D. Basilio Aguado dividía a los parroquianos o clientes en dos razas;
los que le llamaban D. Basilio y los que le llamaban Aguado. Estos
últimos le comprendían; los otros eran, o tontos o malvados. Emma tenía
la habilidad de no equivocarse nunca; le llamaba siempre por el
apellido. Bonis, siempre D. Basilio; a pesar de sus esfuerzos, le vencía
la costumbre, que era en todo el pueblo llamar al médico don Basilio, en
su ausencia. Lo de D. Basilio era símbolo de su mal sino, de las culpas
de su padre, de la prosa miserable que le ataba a su oficio de médico
provinciano, oscurecido: el Aguado representaba sus sueños de ambición,
sus instintos de delicadeza, sus triunfos entre las damas, la homeopatía
y otra porción de cosas ideales y bonitas que no son del momento.
Era el homeópata madrugador y comenzaba muy temprano sus visitas. Bonis
le encontró vestido y acicalado, como para ir a pagar la visita a un
embajador, que así era como él siempre se vestía para acercarse a la
cabecera de sus enfermos.
Mientras se abrochaba los guantes, oía a Bonis su tartajosa explicación,
dando grande importancia, a fuerza de cabezadas de inteligencia y
asentimiento, a todo lo que decía. La verdad era que Reyes no tenía nada
que explicar en rigor, pero no importaba; de todas suertes, aquello le
parecía interesante al médico, que, serio en medio de sus sonrisas
corteses, siguió al esposo atribulado por la calle.

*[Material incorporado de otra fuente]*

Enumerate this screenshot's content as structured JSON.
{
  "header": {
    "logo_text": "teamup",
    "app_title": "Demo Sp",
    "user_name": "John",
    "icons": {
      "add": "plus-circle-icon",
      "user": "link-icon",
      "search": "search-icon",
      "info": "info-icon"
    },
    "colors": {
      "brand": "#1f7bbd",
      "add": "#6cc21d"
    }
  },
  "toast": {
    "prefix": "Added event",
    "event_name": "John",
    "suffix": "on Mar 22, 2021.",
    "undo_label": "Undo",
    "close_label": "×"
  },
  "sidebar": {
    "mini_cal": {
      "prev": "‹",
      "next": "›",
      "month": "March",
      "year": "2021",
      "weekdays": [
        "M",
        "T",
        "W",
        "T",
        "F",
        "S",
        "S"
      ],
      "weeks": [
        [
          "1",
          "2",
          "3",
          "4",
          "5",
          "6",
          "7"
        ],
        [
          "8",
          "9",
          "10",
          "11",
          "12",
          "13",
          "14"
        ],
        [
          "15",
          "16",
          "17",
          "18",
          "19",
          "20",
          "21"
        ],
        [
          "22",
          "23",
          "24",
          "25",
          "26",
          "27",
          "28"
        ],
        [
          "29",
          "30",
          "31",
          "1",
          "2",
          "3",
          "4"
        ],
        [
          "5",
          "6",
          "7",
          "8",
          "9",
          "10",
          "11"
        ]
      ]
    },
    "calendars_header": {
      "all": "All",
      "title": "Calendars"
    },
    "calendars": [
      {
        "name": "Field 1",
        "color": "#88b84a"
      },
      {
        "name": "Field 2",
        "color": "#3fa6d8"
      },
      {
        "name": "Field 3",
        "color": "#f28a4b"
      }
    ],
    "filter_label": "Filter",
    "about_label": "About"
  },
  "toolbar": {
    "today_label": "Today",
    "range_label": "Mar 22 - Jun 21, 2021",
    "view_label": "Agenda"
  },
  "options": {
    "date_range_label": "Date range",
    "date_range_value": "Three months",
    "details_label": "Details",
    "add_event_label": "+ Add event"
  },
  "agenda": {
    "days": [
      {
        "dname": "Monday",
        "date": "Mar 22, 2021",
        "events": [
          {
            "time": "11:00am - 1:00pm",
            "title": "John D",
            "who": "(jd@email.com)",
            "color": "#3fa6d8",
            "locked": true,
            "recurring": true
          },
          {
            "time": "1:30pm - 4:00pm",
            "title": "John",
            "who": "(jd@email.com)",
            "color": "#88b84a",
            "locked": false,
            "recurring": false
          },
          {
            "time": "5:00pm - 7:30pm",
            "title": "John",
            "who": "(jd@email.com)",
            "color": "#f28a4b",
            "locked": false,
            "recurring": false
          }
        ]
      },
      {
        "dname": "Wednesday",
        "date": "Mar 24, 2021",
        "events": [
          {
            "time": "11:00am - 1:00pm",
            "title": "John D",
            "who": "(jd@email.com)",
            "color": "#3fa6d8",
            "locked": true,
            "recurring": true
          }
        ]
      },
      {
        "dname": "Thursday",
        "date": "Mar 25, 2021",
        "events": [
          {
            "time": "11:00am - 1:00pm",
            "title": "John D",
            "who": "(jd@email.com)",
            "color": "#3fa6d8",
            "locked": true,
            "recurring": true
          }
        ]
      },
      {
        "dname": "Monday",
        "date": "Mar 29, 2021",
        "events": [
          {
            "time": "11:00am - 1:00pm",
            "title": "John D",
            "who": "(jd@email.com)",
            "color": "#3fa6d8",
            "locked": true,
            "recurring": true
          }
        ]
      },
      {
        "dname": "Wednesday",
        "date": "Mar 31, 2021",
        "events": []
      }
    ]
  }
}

Disputaron con
ademanes y pasos atrás acerca de quién dejaba a quién la acera; venció
al fin Bonis, que insistió más, y cuya humildad era muchísimo más cierta
que la del médico. Por el camino éste siguió enterándose, por que lo
creyó de su deber, y Bonis siguió diciendo nada entre dos platos. Por lo
demás, Aguado se sabía de memoria a doña Emma Valcárcel. Era su médico
predilecto, a temporadas, porque ella, fijo y único, no lo quería.
Cambiaba de médico como pudiera cambiar de favorito si fuese una
Cristina de Suecia o una Catalina de Rusia, y siempre tenía en
movimiento un ministerio de doctores. Aguado era de los que más tiempo
ocupaban el poder, por ser especialista en enfermedades de la matriz, y
en histérico, flato y aprensiones, total flato.
Bonis admiraba en general la ciencia, a pesar de la repugnancia
instintiva que le inspiraban las exactas y las físicas, que _sólo hablan
a la materia_; creía en la medicina, no por nada, sino porque en los
apuros de la salud, si no se recurría a los médicos, ¿a quién se iba a
recurrir? Había que tener fe en algo; su débil espíritu no le consentía
en ninguna tribulación quedarse sin ninguna esperanza, sin una tabla a
que agarrarse. Recordaba que en las enfermedades de sus padres y de sus
hermanos, todos ya muertos, siempre había tomado al médico por
Providencia; en vano era que en los tiempos de salud en casa participase
del general escepticismo de que los mismos doctores solían hacer alarde;
caía un _ser querido_ en cama, y ya estaba Bonifacio creyendo en la
medicina. Algo había leído de lo que somos por dentro, y pensaba leer
mucho más si llegaba a tener familia, para criar bien a su hijo, y
aunque no la tuviese, que ya no la tendría con aquella matriz estropeada
de su mujer, para hacerse filósofo cuando tronase con Serafina y se
fuera sintiendo viejo (era su plan para la vejez solitaria, hacerse
filósofo). Pero a pesar de todas estas lecturas pasadas y futuras, se
figuraba el organismo humano con una especie de conciencia en cada dedo
y en cada víscera y en cada humor; y lo de _agradecer el estómago_, por
ejemplo, las medicinas, lo tomaba al pie de la letra. Además, la
relación de los medicamentos a las enfermedades era toda una magia para
Bonis, y la idea del veneno y del elixir completa mitología milagrosa e
infinitesimal; quiere decirse, que por gota de más o de menos del
líquido más anodino, podía, según él, reventar el paciente o ponerse
sano en un periquete. Esto lo había aprendido de su mujer, que por gota
de más o de menos, vertida por él con pulso trémulo, en una cucharilla
de café, le había puesto como un trapo en infinitas ocasiones.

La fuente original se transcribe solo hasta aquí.